La storia e il mito della traversata della Manica sono affidate alla Channel swimming association. È l’ente che segue i nuotatori e attesta il successo, scrivendo i nomi di chi approda a Calais in un albo d’oro. La lista comprende finora circa 800 persone, tra uomini e donne. Le regole da seguire sono molto rigide. Non è permesso indossare mute, ma solo slip, cuffia e occhialini, né portare lettori Mp3. Si possono solo utilizzare grassi e olii che proteggono dall’acqua fredda. Il nuotatore non può in nessun caso toccare la barca e il cambio con il compagno di staffetta deve avvenire in movimento. Lungo la giornata di tragitto gli atleti sulla barca mangeranno frutta e berranno tè, non è prevista la presenza di un medico a bordo.

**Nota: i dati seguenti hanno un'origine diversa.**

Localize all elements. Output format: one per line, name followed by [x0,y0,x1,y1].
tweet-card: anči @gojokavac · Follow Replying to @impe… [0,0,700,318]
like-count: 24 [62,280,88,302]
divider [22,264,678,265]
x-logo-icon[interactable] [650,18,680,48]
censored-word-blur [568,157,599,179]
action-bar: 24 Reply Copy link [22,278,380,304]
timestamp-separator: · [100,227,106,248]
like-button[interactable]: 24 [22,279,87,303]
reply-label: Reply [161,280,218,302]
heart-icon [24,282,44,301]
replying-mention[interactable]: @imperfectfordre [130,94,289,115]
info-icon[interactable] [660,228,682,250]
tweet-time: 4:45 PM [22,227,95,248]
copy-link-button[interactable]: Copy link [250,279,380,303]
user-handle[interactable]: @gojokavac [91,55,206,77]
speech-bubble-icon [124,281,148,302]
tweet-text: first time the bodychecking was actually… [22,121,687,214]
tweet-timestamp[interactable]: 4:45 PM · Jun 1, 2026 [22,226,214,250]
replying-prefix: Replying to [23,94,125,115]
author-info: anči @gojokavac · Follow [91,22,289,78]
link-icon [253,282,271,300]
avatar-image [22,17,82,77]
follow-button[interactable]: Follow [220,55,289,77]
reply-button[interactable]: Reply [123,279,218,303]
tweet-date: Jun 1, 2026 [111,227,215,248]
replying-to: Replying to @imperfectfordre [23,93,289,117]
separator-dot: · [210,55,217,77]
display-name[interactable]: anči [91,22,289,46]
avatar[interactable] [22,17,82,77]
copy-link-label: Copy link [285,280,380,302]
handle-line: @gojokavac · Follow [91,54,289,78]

Perché il traguardo sia ufficialmente tagliato, l’ultimo staffettista deve uscire completamente e in piedi dall’acqua. “Tutti noi vorremmo essere l’ultimo, vedremo. Di certo sventoleremo il Tricolore”, assicurano i Delfini. Possibilità di riuscita? “Non c’è dubbio. Ce la possiamo e ce la dobbiamo fare”.